Unintended Consequences?

As most of us that litigate know, we had major tort reform that went in effect on March 24, 2023. Part of this so-called “new law” is that the four-year statute of limitations for torts in Florida was reduced to two years. The reality for a plaintiff’s lawyer is given potential problems with service and so forth, it is always prudent to file suit several months before the running of any statute of limitations. This inherently means that a case must be put together and finalized in approximately 20 months from the date of the accident. While this may sound like a long time for many, I am acutely aware that many cases drag out, especially when there are surgical recommendations from treating physicians. As one might guess, many plaintiffs are reticent to jump right into surgery and often kick the can down the road for three or four years before opting for a spinal fusion. This means that a lawsuit will have to be initiated before a plaintiff is at MMI.

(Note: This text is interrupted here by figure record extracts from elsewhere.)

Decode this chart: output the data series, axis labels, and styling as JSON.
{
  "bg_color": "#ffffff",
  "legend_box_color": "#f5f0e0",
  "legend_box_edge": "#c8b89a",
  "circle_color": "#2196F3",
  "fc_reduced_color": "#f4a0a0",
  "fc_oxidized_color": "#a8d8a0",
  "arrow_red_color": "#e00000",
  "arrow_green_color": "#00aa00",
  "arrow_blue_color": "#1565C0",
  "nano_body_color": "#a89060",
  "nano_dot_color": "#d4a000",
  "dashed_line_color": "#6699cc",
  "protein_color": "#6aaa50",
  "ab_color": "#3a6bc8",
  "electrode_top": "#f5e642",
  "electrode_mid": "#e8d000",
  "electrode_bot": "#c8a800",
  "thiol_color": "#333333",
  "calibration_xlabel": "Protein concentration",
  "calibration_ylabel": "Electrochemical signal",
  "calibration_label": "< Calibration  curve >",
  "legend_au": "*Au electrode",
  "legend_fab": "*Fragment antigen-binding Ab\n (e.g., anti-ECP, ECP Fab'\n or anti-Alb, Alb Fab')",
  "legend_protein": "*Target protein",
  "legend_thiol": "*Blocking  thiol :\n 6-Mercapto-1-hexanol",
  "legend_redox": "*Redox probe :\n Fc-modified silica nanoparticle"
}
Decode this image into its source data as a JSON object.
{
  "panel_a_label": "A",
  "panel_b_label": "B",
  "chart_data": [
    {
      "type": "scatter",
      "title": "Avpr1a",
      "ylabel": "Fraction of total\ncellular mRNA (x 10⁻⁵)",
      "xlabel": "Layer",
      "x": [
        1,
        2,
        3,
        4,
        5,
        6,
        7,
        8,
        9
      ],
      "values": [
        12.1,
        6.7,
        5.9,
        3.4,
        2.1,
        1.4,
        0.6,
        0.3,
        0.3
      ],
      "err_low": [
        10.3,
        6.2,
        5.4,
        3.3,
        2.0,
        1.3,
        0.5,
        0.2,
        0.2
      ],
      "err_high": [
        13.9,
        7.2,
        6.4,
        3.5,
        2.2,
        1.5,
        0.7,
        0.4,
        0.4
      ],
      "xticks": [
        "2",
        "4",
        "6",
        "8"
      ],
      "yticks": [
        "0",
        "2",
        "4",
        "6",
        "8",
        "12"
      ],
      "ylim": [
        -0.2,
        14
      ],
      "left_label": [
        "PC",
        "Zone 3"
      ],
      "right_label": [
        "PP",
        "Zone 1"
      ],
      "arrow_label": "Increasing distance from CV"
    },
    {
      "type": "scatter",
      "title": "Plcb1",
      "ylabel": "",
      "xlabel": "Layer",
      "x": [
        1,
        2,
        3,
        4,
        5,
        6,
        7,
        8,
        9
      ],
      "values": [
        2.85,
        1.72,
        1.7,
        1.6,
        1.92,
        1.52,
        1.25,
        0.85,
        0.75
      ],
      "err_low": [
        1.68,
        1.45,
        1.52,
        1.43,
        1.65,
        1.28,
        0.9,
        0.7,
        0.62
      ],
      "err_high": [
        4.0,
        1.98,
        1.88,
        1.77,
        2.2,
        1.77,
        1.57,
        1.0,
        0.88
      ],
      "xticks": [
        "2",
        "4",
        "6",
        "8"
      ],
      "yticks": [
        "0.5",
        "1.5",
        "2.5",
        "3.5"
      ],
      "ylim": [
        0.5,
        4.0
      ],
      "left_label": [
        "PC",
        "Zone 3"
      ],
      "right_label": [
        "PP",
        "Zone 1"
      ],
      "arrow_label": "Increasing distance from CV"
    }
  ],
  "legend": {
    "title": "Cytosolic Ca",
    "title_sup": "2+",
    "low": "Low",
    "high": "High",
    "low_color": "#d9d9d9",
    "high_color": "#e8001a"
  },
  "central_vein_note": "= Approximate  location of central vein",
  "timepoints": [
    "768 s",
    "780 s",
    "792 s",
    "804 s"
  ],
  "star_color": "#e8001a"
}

As some of you may be aware, as of January 1, 2025, our state court system will pretty much mirror the federal court system with mandatory discovery cutoff dates, pre-trial orders, and trial dates assigned soon after a lawsuit is commenced. The language of the new rules directs trial judges to be stringent in granting continuances or extensions. As any trial lawyer knows, cases that are pre-surgery are worth a fraction of post-surgical cases. Again, I have had many clients end up in surgery three or four years following an accident after exhausting all conservative measures, from chiropractic to physical therapy to pain management. Now with the combination of a shortened statute of limitations and expedited trial dates, plaintiffs may be forced to go to trial well before they are at MMI.